Alongside the approval for weekly dollar purchases, the CBN has introduced strict reporting and transparency requirements for BDCs.

The apex bank directed that all licensed BDCs must ensure timely and accurate submission of returns to the CBN electronically, in line with existing regulations.

To prevent hoarding and speculative activities, the CBN warned that BDCs must not retain unutilised foreign exchange purchased from the market.

“Any unutilised balances are expected to be sold back to the market within 24 hours,” the circular stated.

The bank also stressed that BDCs are not permitted to keep funds purchased from the NFEM in their positions. This measure is designed to discourage operators from holding onto dollars in anticipation of further depreciation of the naira.

In addition, the CBN tightened settlement rules. It directed that all foreign exchange transactions by BDCs must be conducted exclusively through settlement accounts held with licensed financial institutions.

“Settlement of foreign exchange transactions by BDCs with Authorised Dealers and/or with end user customers shall be conducted exclusively through settlement accounts held with licensed financial institutions,” the circular added.

The bank also prohibited third-party transactions and limited cash settlements. According to the directive, third-party transactions are not allowed, and cash settlement of foreign exchange sales is limited to a maximum of 25 per cent of each transaction amount.

These measures signal that while the CBN is widening market access for BDCs, it is also strengthening oversight to ensure transparency and compliance.

Over the years, the CBN has repeatedly adjusted its policies on BDC operations. At different times, it suspended dollar sales to BDCs over concerns about misuse and market distortions. The latest move suggests a shift towards controlled participation rather than outright restriction.

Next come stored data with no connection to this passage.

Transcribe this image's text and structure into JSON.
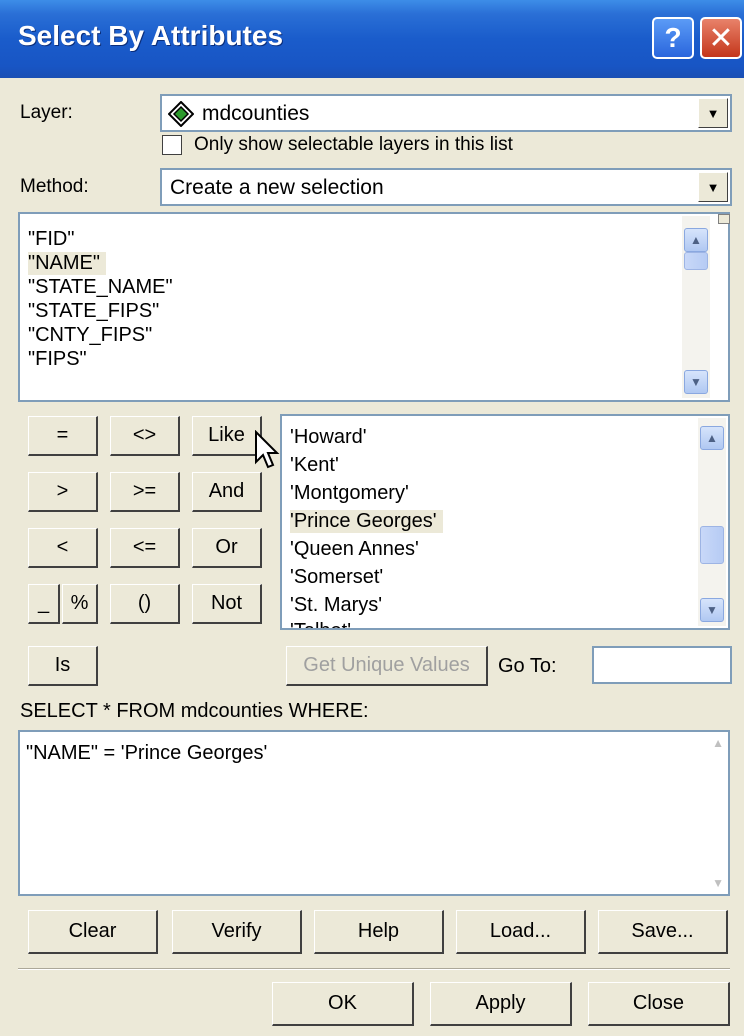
{
  "window": {
    "title": "Select By Attributes"
  },
  "layer": {
    "label": "Layer:",
    "value": "mdcounties",
    "only_selectable_label": "Only show selectable layers in this list"
  },
  "method": {
    "label": "Method:",
    "value": "Create a new selection"
  },
  "fields": [
    "\"FID\"",
    "\"NAME\"",
    "\"STATE_NAME\"",
    "\"STATE_FIPS\"",
    "\"CNTY_FIPS\"",
    "\"FIPS\""
  ],
  "operators": {
    "eq": "=",
    "ne": "<>",
    "like": "Like",
    "gt": ">",
    "ge": ">=",
    "and": "And",
    "lt": "<",
    "le": "<=",
    "or": "Or",
    "underscore": "_",
    "percent": "%",
    "parens": "()",
    "not": "Not",
    "is": "Is"
  },
  "values": [
    "'Howard'",
    "'Kent'",
    "'Montgomery'",
    "'Prince Georges'",
    "'Queen Annes'",
    "'Somerset'",
    "'St. Marys'",
    "'Talbot'"
  ],
  "get_unique_label": "Get Unique Values",
  "goto_label": "Go To:",
  "sql_label": "SELECT * FROM mdcounties WHERE:",
  "expression": "\"NAME\" = 'Prince Georges'",
  "buttons": {
    "clear": "Clear",
    "verify": "Verify",
    "help": "Help",
    "load": "Load...",
    "save": "Save...",
    "ok": "OK",
    "apply": "Apply",
    "close": "Close"
  }
}
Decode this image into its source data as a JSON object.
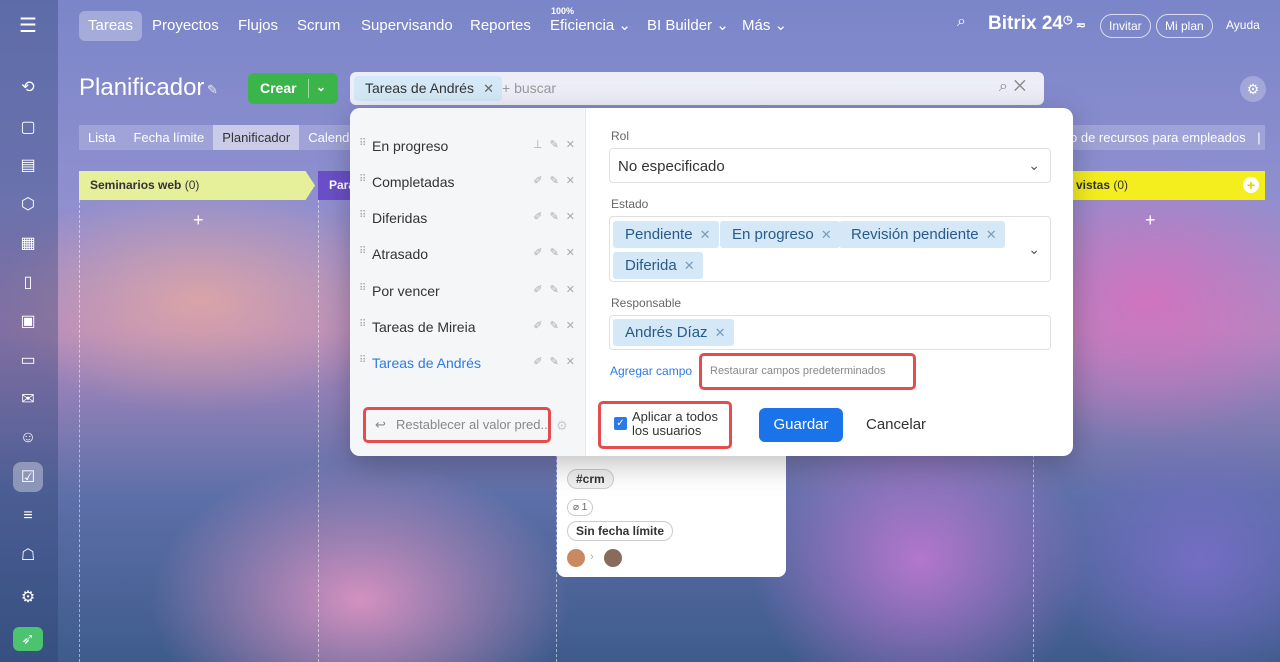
{
  "topbar": {
    "nav": [
      {
        "label": "Tareas",
        "active": true
      },
      {
        "label": "Proyectos"
      },
      {
        "label": "Flujos"
      },
      {
        "label": "Scrum"
      },
      {
        "label": "Supervisando"
      },
      {
        "label": "Reportes"
      },
      {
        "label": "Eficiencia ⌄",
        "badge": "100%"
      },
      {
        "label": "BI Builder ⌄"
      },
      {
        "label": "Más ⌄"
      }
    ],
    "logo": "Bitrix 24",
    "invite": "Invitar",
    "my_plan": "Mi plan",
    "help": "Ayuda"
  },
  "page": {
    "title": "Planificador",
    "create_label": "Crear"
  },
  "search": {
    "chip": "Tareas de Andrés",
    "placeholder": "+ buscar"
  },
  "view_tabs": [
    "Lista",
    "Fecha límite",
    "Planificador",
    "Calenda"
  ],
  "right_select": "o de recursos para empleados",
  "columns": [
    {
      "name": "Seminarios web",
      "count": "(0)",
      "color": "#e6ef9a"
    },
    {
      "name": "Para",
      "color": "#6b4fc8"
    },
    {
      "name": "vistas",
      "count": "(0)",
      "color": "#f5ee1e"
    }
  ],
  "card": {
    "tag": "#crm",
    "attachments": "⌀ 1",
    "deadline": "Sin fecha límite"
  },
  "dialog": {
    "presets": [
      {
        "label": "En progreso",
        "pinned": true
      },
      {
        "label": "Completadas"
      },
      {
        "label": "Diferidas"
      },
      {
        "label": "Atrasado"
      },
      {
        "label": "Por vencer"
      },
      {
        "label": "Tareas de Mireia"
      },
      {
        "label": "Tareas de Andrés",
        "selected": true
      }
    ],
    "reset_label": "Restablecer al valor pred...",
    "rol_label": "Rol",
    "rol_value": "No especificado",
    "estado_label": "Estado",
    "estado_chips": [
      "Pendiente",
      "En progreso",
      "Revisión pendiente",
      "Diferida"
    ],
    "responsable_label": "Responsable",
    "responsable_chip": "Andrés Díaz",
    "add_field": "Agregar campo",
    "restore_fields": "Restaurar campos predeterminados",
    "apply_all": "Aplicar a todos los usuarios",
    "save": "Guardar",
    "cancel": "Cancelar"
  }
}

Market watchers say the coming weeks will show whether the policy can help narrow the gap between official and parallel market rates and improve confidence in the naira.

For many Nigerians, the key concern is whether the decision will make it easier and cheaper to access foreign exchange for genuine needs. As the country continues efforts to stabilise its economy, the CBN’s latest action represents another attempt to manage dollar supply, curb speculation and support exchange rate stability.